Un cittadino prima semina l’allarme, poi viene scoperto e si scusa con il sindaco

PESCARA. «Si comunica che dopo varie riunioni e sondaggi, il movimento sismico sarà attivo a lungo termine e molto probabilmente ci saranno nuove forti scosse anche più forti di quelle a cui abbiamo assistito perciò per via precauzionale le scuole di ogni ordine e grado verranno chiuse fino al 25 novembre». Un post falso, che riportava la firma del sindaco Marco Alessandrini, e probabilmente pubblicato su una finta pagina Facebook del Comune, ha fatto ieri il giro della rete seminando allarme. «Se ci dovessero essere danni molto accentuati, potrebbe protrarsi la data di riapertura delle scuole.
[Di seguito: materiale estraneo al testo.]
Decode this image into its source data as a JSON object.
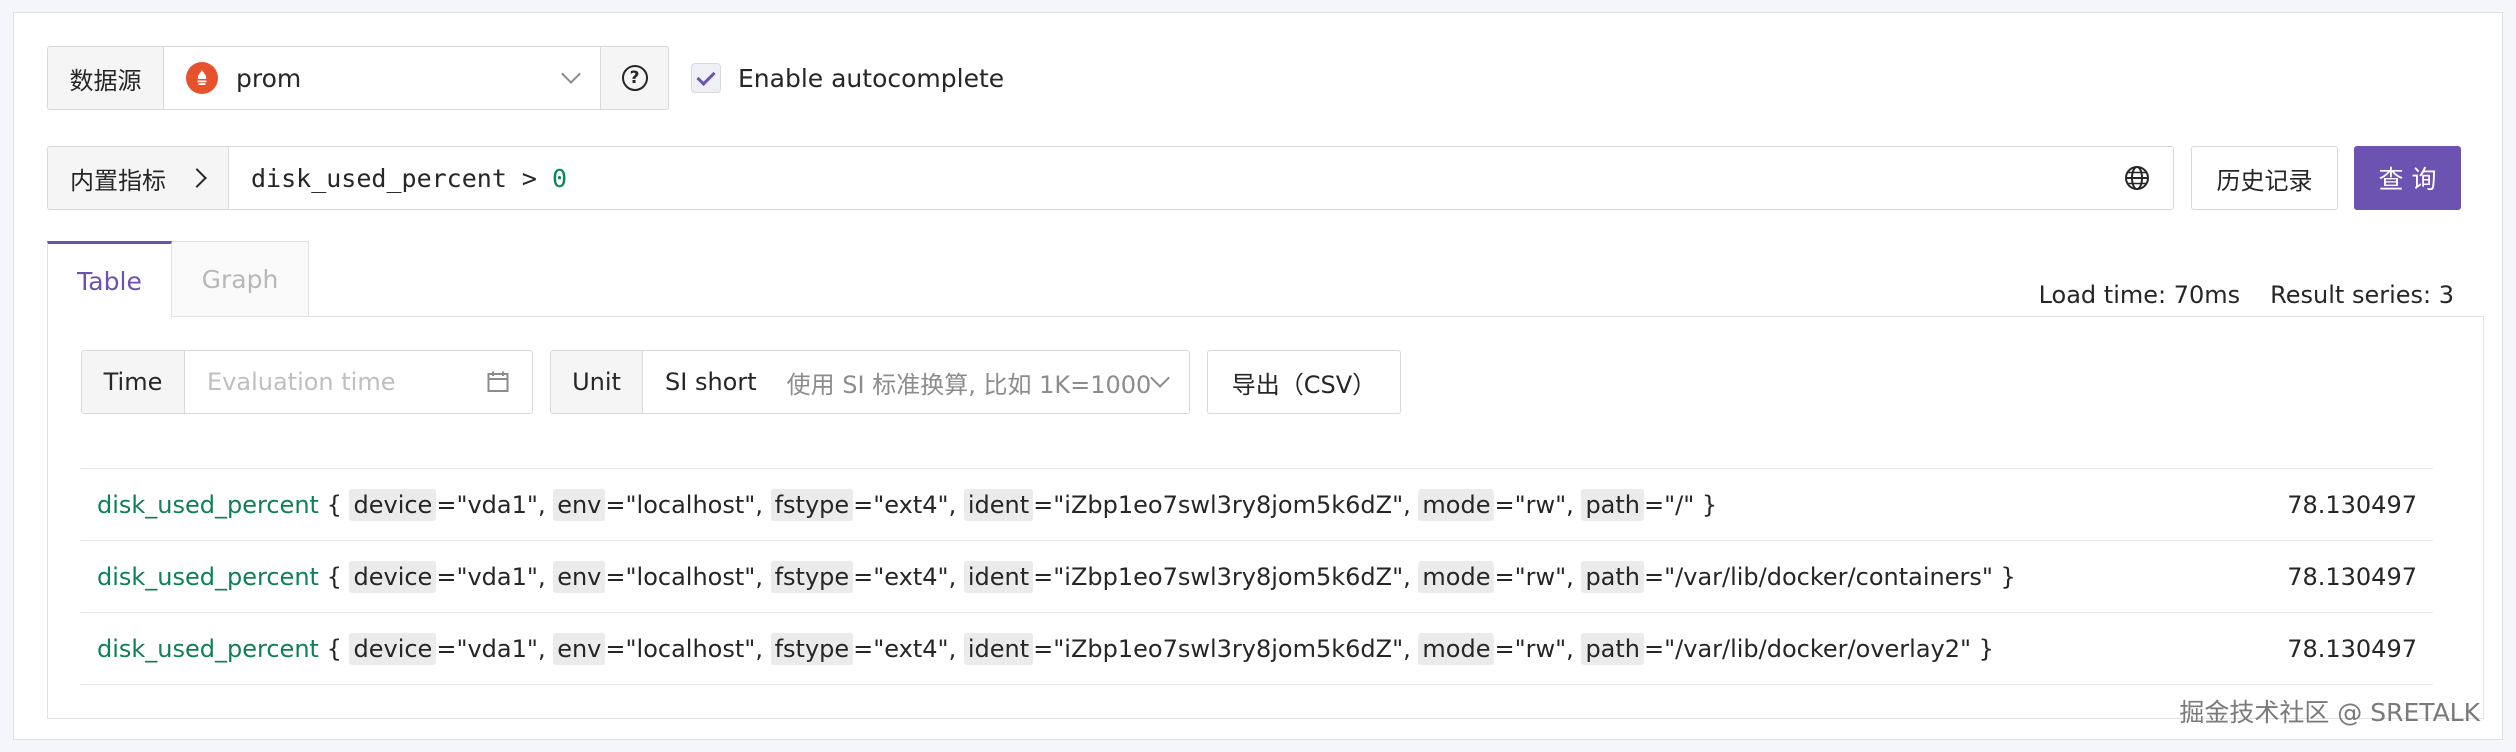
{
  "datasource": {
    "label": "数据源",
    "value": "prom",
    "help_symbol": "?"
  },
  "autocomplete": {
    "label": "Enable autocomplete",
    "checked": true
  },
  "query": {
    "builtin_label": "内置指标",
    "expression_metric": "disk_used_percent",
    "expression_operator": " > ",
    "expression_value": "0",
    "history_label": "历史记录",
    "submit_label": "查询"
  },
  "tabs": [
    {
      "label": "Table",
      "active": true
    },
    {
      "label": "Graph",
      "active": false
    }
  ],
  "stats": {
    "load_time": "Load time: 70ms",
    "result_series": "Result series: 3"
  },
  "controls": {
    "time_label": "Time",
    "time_placeholder": "Evaluation time",
    "unit_label": "Unit",
    "unit_value": "SI short",
    "unit_description": "使用 SI 标准换算, 比如 1K=1000",
    "export_label": "导出（CSV）"
  },
  "results": [
    {
      "metric": "disk_used_percent",
      "labels": [
        {
          "key": "device",
          "value": "\"vda1\""
        },
        {
          "key": "env",
          "value": "\"localhost\""
        },
        {
          "key": "fstype",
          "value": "\"ext4\""
        },
        {
          "key": "ident",
          "value": "\"iZbp1eo7swl3ry8jom5k6dZ\""
        },
        {
          "key": "mode",
          "value": "\"rw\""
        },
        {
          "key": "path",
          "value": "\"/\""
        }
      ],
      "value": "78.130497"
    },
    {
      "metric": "disk_used_percent",
      "labels": [
        {
          "key": "device",
          "value": "\"vda1\""
        },
        {
          "key": "env",
          "value": "\"localhost\""
        },
        {
          "key": "fstype",
          "value": "\"ext4\""
        },
        {
          "key": "ident",
          "value": "\"iZbp1eo7swl3ry8jom5k6dZ\""
        },
        {
          "key": "mode",
          "value": "\"rw\""
        },
        {
          "key": "path",
          "value": "\"/var/lib/docker/containers\""
        }
      ],
      "value": "78.130497"
    },
    {
      "metric": "disk_used_percent",
      "labels": [
        {
          "key": "device",
          "value": "\"vda1\""
        },
        {
          "key": "env",
          "value": "\"localhost\""
        },
        {
          "key": "fstype",
          "value": "\"ext4\""
        },
        {
          "key": "ident",
          "value": "\"iZbp1eo7swl3ry8jom5k6dZ\""
        },
        {
          "key": "mode",
          "value": "\"rw\""
        },
        {
          "key": "path",
          "value": "\"/var/lib/docker/overlay2\""
        }
      ],
      "value": "78.130497"
    }
  ],
  "watermark": "掘金技术社区 @ SRETALK",
  "colors": {
    "accent": "#6c53b1",
    "metric": "#0f8056",
    "prometheus": "#e6522c",
    "number": "#098658"
  },
  "icons": [
    "prometheus-logo",
    "chevron-down-icon",
    "help-icon",
    "check-icon",
    "chevron-right-icon",
    "globe-icon",
    "calendar-icon"
  ]
}
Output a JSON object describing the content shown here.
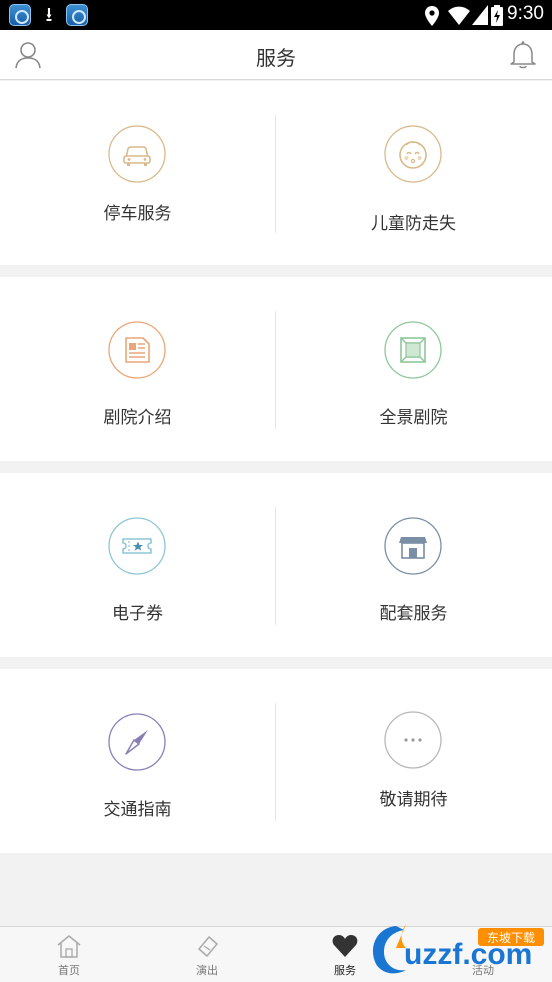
{
  "status_bar": {
    "time": "9:30",
    "icons": [
      "app-notification-icon",
      "download-icon",
      "app-notification-icon",
      "location-icon",
      "wifi-icon",
      "signal-icon",
      "battery-icon"
    ]
  },
  "header": {
    "title": "服务",
    "left_icon": "user-icon",
    "right_icon": "bell-icon"
  },
  "services": [
    {
      "label": "停车服务",
      "icon": "car-icon",
      "accent": "#d9b98a"
    },
    {
      "label": "儿童防走失",
      "icon": "baby-face-icon",
      "accent": "#d9b98a"
    },
    {
      "label": "剧院介绍",
      "icon": "document-icon",
      "accent": "#e9a678"
    },
    {
      "label": "全景剧院",
      "icon": "panorama-icon",
      "accent": "#8ec79a"
    },
    {
      "label": "电子券",
      "icon": "ticket-icon",
      "accent": "#8ec6d6"
    },
    {
      "label": "配套服务",
      "icon": "store-icon",
      "accent": "#7a8ea6"
    },
    {
      "label": "交通指南",
      "icon": "compass-icon",
      "accent": "#8a7fb5"
    },
    {
      "label": "敬请期待",
      "icon": "more-icon",
      "accent": "#b8b8b8"
    }
  ],
  "bottom_nav": [
    {
      "label": "首页",
      "icon": "home-icon",
      "active": false
    },
    {
      "label": "演出",
      "icon": "ticket-stub-icon",
      "active": false
    },
    {
      "label": "服务",
      "icon": "heart-icon",
      "active": true
    },
    {
      "label": "活动",
      "icon": "activity-icon",
      "active": false
    }
  ],
  "watermark": {
    "brand": "uzzf.com",
    "tag": "东坡下载"
  }
}
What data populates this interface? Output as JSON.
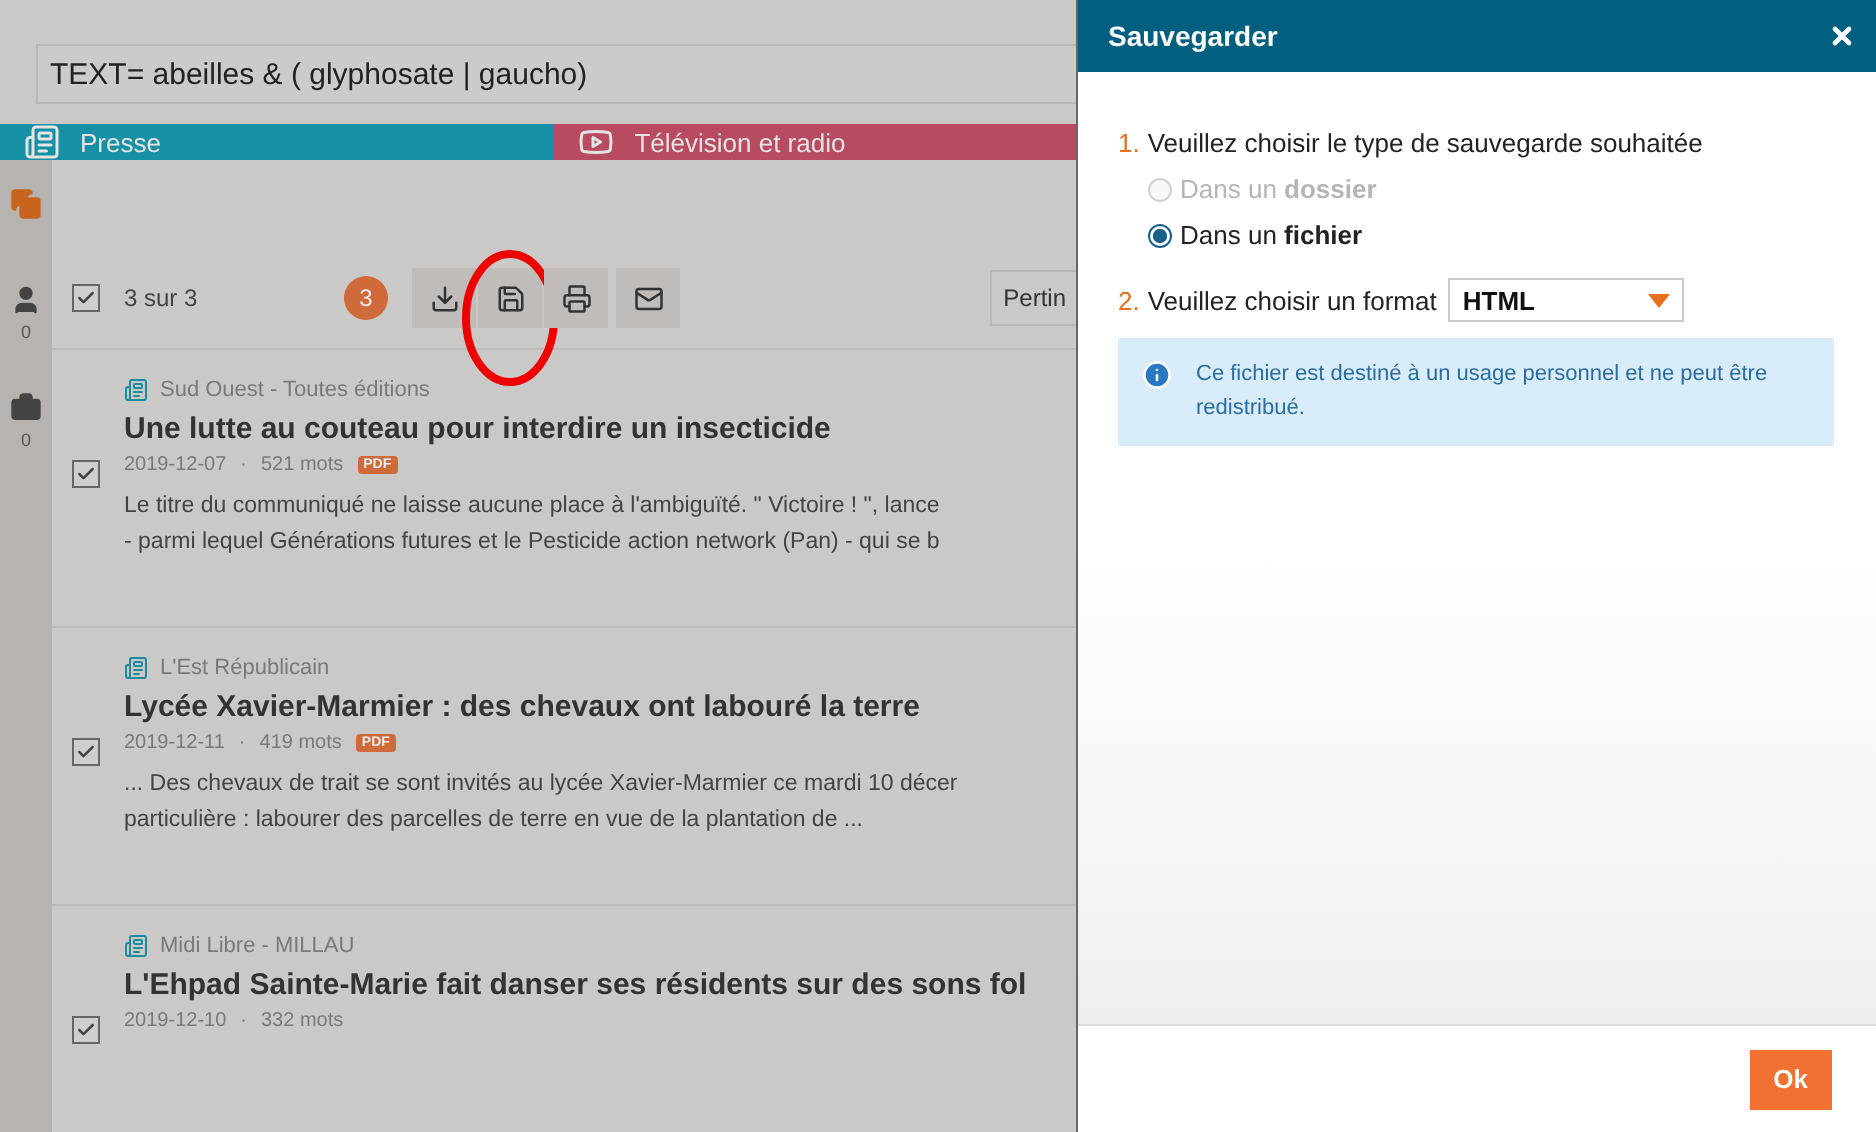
{
  "search": {
    "value": "TEXT= abeilles & ( glyphosate | gaucho)"
  },
  "tabs": [
    {
      "label": "Presse",
      "kind": "press",
      "color": "#1690a4"
    },
    {
      "label": "Télévision et radio",
      "kind": "tv",
      "color": "#b84a62"
    }
  ],
  "sidebar": [
    {
      "kind": "copies",
      "active": true
    },
    {
      "kind": "person",
      "active": false,
      "count": "0"
    },
    {
      "kind": "briefcase",
      "active": false,
      "count": "0"
    }
  ],
  "toolbar": {
    "all_checked": true,
    "count_label": "3 sur 3",
    "badge": "3",
    "actions": [
      {
        "kind": "download",
        "highlighted": false
      },
      {
        "kind": "save",
        "highlighted": true
      },
      {
        "kind": "print",
        "highlighted": false
      },
      {
        "kind": "mail",
        "highlighted": false
      }
    ],
    "sort": "Pertin"
  },
  "articles": [
    {
      "source": "Sud Ouest - Toutes éditions",
      "title": "Une lutte au couteau pour interdire un insecticide",
      "checked": true,
      "date": "2019-12-07",
      "separator": "·",
      "words": "521 mots",
      "pdf": "PDF",
      "snippet": [
        "Le titre du communiqué ne laisse aucune place à l'ambiguïté. \" Victoire ! \", lance",
        "- parmi lequel Générations futures et le Pesticide action network (Pan) - qui se b"
      ]
    },
    {
      "source": "L'Est Républicain",
      "title": "Lycée Xavier-Marmier : des chevaux ont labouré la terre",
      "checked": true,
      "date": "2019-12-11",
      "separator": "·",
      "words": "419 mots",
      "pdf": "PDF",
      "snippet": [
        "... Des chevaux de trait se sont invités au lycée Xavier-Marmier ce mardi 10 décer",
        "particulière : labourer des parcelles de terre en vue de la plantation de ..."
      ]
    },
    {
      "source": "Midi Libre - MILLAU",
      "title": "L'Ehpad Sainte-Marie fait danser ses résidents sur des sons fol",
      "checked": true,
      "date": "2019-12-10",
      "separator": "·",
      "words": "332 mots"
    }
  ],
  "dialog": {
    "title": "Sauvegarder",
    "step1": {
      "number": "1.",
      "label": "Veuillez choisir le type de sauvegarde souhaitée"
    },
    "options": [
      {
        "label": "Dans un **dossier**",
        "selected": false,
        "disabled": true
      },
      {
        "label": "Dans un **fichier**",
        "selected": true,
        "disabled": false
      }
    ],
    "step2": {
      "number": "2.",
      "label": "Veuillez choisir un format",
      "format": "HTML"
    },
    "info": "Ce fichier est destiné à un usage personnel et ne peut être redistribué.",
    "ok": "Ok"
  }
}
Ricordiamo: le infrastrutture in caso di emergenza terremoto verranno evaquate», si leggeva nel post, con tanto di evidente errore ortografico. «Né il sindaco né l'amministrazione hanno mai inoltrato annunci simili; il messaggio è stato girato alle autorità competenti per le verifiche del caso», ha fatto subito sapere in una nota Palazzo di Città. «Nessun avviso è mai partito da me né dal Comune per evacuare o chiudere le scuole causa terremoto», dice Alessandrini, «Trovo davvero stupido e di dubbio gusto usare un dramma come quello che stanno vivendo migliaia di persone vicino a noi a causa del sisma, per guadagnare un giorno di vacanza». L'autore dello scherzo si è successivamente scusato con il sindaco, a cui ha inviato un messaggio, spiegando che si è trattato solo di una «goliardata». Dopo aver parlato con i genitori dell'autore, il sindaco ha deciso di non procedere con la denuncia, «con l'auspicio che una situazione simile non venga a ripetersi, per buona pace delle famiglie pescaresi e soprattutto per il rispetto di quanti stanno vivendo in maniera diretta la paura e i disagi del terremoto nelle proprie terre d'origine».